Monday, December 7, 2009


June, 1978 + West Roxbury, MA

Case #5; The story of Big Red is not ours, directly. It does, however, show how bad things can get.

Red was big, as you'd expect, probably 6'2", 275 lbs. Red was a biker. He was the real thing. He had a big, chopped, totally turned out Harley, lots of big, bad biker pals and biker chicks with leathers. 'Born to Lose' tattoos, patches, and long, unkempt hair. They were angels, after a fashion. He also had a diminutive lady love, Irene, who couldn't have weighed 100 lbs, decked out. Red loved her desperately, like Raskalnikov loved Sonia; she was his salvation and his sanity. They had been inseparable partners for years, mates without marriage.

As she goes, he goes. She was going. We all knew it. Their love just couldn't hold up under the crushing weight of his spinal cord injury, from which there was no reprieve or pardon. His injury was more severe than mine. I was hurt at vertebrae level C-6, Red at C-5. (The lower the number the worse the injury). He would never ride a bike again and most likely, never drive a car again. Or live alone, never dress or undress himself, never bathe alone, never write or brush his teeth by himself.

At the best of times, Red had almost no interest in dealing with his injury or doing simple exercises or learning what he could to reclaim what little independence was left him. Red could barely feed himself, and then it was usually a disaster, like a food fight in the school cafeteria. He was completely incontinent on all fronts. He was a poster boy for "Leave me the fuck alone'. Red was depressed a lot, which took its toll on Irene. All this was before his heart broke.

They had simply lost too much. Some of us tried talking to Red. You know, empty emotional platitudes such as 'Don't give up', 'Be positive', 'Keep trying'. Words don't mean much when you can't feed yourself or shit by yourself and the love of your life is walking out the door for the last time.

It would soon be over; Red was dying on the inside and out. He gave up completely on anything and everything that had any chance of improving his lot in life. He let go of what little hope he had. he talked about Irene incessantly. All that any of us could do was listen. He barely ate, hardly ever got out of bed, was surly when anyone suggested he come back to life. He was driving everyone away.

He was yet another lamp barely flickering in another quadriplegic life, soon to die out for want of fuel. This would leave darkness and unspeakable sorrow in its wake. Unprepared and emotionally unequipped loved ones bailed out time after time under the crushing weight of piss and shit scenes, irreplaceable loss, and relentless need. This left me weary and sad and sorry for all of us. Empty.

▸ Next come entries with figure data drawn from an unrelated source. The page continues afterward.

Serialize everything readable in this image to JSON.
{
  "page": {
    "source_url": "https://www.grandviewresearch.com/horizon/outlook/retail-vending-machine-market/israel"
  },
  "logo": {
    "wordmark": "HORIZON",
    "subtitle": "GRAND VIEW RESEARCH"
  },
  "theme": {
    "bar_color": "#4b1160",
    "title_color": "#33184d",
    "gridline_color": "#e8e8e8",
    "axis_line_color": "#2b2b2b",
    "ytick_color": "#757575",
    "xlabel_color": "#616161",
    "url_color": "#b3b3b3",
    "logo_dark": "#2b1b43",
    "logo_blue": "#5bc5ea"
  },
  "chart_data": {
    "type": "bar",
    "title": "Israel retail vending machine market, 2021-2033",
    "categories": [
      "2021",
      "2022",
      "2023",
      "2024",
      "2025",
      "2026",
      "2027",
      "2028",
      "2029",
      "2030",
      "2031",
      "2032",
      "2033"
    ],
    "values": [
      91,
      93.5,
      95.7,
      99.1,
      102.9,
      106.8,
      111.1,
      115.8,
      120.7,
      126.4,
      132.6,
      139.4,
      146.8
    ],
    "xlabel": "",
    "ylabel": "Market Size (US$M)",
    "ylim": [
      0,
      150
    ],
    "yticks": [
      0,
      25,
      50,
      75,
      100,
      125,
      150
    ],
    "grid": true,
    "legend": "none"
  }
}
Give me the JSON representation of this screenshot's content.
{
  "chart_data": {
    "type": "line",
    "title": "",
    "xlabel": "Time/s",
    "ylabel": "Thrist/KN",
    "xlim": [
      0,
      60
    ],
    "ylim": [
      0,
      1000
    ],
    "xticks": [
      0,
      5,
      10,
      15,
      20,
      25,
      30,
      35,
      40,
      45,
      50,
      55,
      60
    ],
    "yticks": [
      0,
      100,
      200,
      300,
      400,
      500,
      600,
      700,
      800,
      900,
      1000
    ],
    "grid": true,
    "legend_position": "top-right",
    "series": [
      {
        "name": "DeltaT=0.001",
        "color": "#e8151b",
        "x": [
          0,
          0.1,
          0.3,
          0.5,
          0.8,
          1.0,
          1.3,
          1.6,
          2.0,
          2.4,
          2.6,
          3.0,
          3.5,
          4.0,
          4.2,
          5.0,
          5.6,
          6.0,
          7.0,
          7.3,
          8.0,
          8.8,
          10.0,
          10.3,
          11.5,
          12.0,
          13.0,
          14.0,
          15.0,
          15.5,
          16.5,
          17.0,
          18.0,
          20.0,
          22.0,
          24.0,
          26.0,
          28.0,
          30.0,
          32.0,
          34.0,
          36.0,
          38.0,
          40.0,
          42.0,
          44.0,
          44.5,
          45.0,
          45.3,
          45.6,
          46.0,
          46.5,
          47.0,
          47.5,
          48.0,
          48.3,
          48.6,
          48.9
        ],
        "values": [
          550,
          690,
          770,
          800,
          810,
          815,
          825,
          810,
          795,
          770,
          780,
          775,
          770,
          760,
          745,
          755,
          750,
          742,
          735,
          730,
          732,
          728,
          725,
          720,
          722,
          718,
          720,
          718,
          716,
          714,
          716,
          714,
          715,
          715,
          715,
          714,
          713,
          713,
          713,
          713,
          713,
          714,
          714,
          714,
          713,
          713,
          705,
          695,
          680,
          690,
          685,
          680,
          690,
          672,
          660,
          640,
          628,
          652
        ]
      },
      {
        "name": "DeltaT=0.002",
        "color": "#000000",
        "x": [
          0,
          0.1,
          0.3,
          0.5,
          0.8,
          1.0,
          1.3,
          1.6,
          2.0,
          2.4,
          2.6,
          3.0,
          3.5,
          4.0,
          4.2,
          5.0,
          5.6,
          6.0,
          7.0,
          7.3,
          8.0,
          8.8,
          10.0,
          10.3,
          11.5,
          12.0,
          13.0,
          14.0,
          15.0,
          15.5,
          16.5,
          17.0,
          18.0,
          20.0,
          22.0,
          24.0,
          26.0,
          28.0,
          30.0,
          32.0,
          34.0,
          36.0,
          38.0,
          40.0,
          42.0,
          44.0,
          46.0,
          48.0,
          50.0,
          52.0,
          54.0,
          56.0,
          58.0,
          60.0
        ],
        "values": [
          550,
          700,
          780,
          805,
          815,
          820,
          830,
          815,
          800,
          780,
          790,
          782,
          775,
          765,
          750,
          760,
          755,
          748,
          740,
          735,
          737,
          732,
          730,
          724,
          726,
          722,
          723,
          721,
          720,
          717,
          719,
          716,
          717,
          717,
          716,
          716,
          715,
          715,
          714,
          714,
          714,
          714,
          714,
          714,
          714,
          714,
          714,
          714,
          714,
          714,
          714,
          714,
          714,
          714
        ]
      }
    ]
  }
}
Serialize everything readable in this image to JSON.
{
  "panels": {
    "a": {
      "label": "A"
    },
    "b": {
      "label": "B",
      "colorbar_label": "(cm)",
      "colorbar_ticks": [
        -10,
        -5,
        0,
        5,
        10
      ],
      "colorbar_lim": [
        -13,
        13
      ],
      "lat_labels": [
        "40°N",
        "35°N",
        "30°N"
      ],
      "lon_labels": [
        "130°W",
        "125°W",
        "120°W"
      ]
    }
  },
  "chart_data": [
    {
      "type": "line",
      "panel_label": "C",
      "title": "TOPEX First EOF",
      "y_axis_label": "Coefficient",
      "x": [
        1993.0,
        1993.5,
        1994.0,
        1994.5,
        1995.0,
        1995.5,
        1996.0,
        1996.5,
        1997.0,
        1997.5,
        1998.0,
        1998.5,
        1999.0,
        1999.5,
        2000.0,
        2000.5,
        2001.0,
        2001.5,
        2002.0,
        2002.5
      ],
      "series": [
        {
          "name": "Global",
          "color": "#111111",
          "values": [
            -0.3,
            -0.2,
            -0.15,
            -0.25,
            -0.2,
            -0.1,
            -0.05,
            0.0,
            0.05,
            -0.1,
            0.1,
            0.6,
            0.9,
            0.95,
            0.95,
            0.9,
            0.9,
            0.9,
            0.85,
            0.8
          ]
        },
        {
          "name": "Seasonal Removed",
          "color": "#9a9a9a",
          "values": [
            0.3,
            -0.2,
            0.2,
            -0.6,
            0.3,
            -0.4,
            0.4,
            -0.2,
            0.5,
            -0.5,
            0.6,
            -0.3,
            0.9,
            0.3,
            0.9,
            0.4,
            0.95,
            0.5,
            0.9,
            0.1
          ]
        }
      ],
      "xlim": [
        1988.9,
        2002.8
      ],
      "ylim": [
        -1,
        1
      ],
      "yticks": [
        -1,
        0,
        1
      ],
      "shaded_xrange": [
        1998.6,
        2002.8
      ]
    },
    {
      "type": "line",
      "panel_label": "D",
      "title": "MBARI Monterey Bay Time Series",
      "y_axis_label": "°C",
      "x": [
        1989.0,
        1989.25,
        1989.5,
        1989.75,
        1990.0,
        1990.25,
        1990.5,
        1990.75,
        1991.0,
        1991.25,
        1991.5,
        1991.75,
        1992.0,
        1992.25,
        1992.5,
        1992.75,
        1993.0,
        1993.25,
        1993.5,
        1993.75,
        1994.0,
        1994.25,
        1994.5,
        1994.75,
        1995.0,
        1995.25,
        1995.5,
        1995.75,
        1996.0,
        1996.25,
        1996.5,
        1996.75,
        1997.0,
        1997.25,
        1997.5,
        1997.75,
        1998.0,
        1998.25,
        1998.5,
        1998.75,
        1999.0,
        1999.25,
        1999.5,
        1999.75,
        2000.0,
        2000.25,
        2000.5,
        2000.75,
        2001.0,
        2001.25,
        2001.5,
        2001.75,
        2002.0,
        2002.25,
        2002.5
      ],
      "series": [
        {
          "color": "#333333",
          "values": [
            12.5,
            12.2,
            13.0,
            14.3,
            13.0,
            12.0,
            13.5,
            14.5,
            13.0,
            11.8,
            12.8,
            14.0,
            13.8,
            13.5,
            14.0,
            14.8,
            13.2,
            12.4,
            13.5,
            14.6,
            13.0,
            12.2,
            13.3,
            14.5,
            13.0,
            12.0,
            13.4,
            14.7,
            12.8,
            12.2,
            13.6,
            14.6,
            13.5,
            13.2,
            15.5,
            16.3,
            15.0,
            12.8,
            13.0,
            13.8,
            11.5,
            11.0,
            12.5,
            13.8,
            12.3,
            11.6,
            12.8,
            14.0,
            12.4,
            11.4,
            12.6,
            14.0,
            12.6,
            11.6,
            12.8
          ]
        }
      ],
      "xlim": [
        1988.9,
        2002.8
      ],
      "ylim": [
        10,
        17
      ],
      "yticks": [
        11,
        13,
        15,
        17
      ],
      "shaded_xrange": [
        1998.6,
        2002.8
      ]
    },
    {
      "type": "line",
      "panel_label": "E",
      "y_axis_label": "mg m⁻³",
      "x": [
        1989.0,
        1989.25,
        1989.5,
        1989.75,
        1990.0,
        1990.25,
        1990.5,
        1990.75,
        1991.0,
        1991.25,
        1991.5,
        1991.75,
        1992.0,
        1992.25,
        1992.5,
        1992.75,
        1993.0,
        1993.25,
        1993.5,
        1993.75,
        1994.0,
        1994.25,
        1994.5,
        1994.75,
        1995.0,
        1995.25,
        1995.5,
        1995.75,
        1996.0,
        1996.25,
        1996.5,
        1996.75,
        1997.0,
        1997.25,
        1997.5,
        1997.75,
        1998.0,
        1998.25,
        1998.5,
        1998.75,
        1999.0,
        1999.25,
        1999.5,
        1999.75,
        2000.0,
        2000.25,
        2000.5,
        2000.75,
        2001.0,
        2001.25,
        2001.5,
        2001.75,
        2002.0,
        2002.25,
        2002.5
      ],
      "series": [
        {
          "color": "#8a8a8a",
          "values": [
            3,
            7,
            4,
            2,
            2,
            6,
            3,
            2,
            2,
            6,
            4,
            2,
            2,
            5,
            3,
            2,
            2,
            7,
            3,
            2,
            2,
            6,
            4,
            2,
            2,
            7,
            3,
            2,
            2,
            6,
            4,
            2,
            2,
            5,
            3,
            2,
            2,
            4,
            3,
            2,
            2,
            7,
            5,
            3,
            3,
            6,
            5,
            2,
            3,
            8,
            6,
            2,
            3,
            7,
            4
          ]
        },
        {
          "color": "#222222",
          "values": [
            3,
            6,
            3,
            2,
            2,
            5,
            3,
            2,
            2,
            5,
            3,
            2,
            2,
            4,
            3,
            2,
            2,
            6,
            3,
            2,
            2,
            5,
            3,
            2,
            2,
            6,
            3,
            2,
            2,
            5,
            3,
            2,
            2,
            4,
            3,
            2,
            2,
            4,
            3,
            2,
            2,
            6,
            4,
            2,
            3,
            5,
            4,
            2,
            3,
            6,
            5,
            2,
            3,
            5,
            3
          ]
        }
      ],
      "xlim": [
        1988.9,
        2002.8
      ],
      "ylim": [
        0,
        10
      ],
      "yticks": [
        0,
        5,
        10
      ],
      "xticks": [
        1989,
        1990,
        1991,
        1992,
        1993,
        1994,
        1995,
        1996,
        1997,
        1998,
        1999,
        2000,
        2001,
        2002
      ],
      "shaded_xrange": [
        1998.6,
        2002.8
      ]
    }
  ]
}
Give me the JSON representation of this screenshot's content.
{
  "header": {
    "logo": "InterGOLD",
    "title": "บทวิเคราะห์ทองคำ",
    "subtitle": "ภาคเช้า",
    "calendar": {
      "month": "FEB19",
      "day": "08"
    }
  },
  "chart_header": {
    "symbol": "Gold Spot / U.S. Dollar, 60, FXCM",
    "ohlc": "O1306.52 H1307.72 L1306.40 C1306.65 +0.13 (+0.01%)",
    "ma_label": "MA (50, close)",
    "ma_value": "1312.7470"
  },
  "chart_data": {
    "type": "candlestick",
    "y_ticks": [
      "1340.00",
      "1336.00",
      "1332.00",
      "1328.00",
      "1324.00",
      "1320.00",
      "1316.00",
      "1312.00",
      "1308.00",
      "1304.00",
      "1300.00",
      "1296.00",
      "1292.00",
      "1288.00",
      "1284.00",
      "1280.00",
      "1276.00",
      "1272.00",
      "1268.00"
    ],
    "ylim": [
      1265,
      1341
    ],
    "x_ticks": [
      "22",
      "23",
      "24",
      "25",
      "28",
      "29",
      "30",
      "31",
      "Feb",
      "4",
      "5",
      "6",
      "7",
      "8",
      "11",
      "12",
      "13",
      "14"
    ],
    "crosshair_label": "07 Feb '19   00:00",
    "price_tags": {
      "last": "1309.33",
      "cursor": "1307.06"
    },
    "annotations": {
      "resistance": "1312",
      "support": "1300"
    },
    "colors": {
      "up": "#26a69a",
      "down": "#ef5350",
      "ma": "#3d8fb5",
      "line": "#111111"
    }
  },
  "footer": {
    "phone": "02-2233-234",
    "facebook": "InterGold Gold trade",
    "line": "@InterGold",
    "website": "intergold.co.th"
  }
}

Red gathered all his interior resources for one huge final roll of the dice. He convinced Irene to to try one more time: a dressed-up, all-out date and night on the town, complete with an expensive, never-before gourmet restaurant, roses, even dancing. Red arranged everything; reservations, champagne, rented vehicle, and attendants. He was like a frisky, new-born Clydesdale, high-spirited, eager, happy. I felt all mixed up: how sweet to watch the enthusiasm and see Red feeling young and excited. How bitter, dreading that Red was headed over a cliff, for what, if I may mix metaphors, Dylan called the 'timeless explosion of fantasy's dream'. When it goes bad in the quad ward, a night out is hardly going to fix things. It's not as if it were something he said.

The night came. Red looked handsome, all scrubbed and decked out, every hair in place, dark suit, tie, and all. He even wore a white carnation. If this didn't work, it wouldn't be for want of effort.

Irene pulled up to the curb outside the hospital in a rented black Lincoln, very classy. She wore a stunningly sexy, decolletage cherry red translucent spaghetti strap dress. She looked like a teenage prom date and a sensuous water nymph, ephemeral. Irene was beaming, as if she knew full well how great she looked. Red was transfixed with joy, pride, anticipation, hope, anxiety, and fear. We all knew what was in the balance.

Red aligned his big, black, electric wheelchair for the transfer into the shotgun seat. He positioned attendants for the lift and slide onto the transfer board, across the space between chair and vehicle, and into the car's seat. They grunted, lifted, and swept Red onto and across the board. As he was finally taking his seat, his bowels completely let go. Right there, in that beautiful black Lincoln, next to that gorgeous nymph, on that night of nights, rampant diarrhea.

Red tried to hang himself that night. Even that failed, but not for want of effort.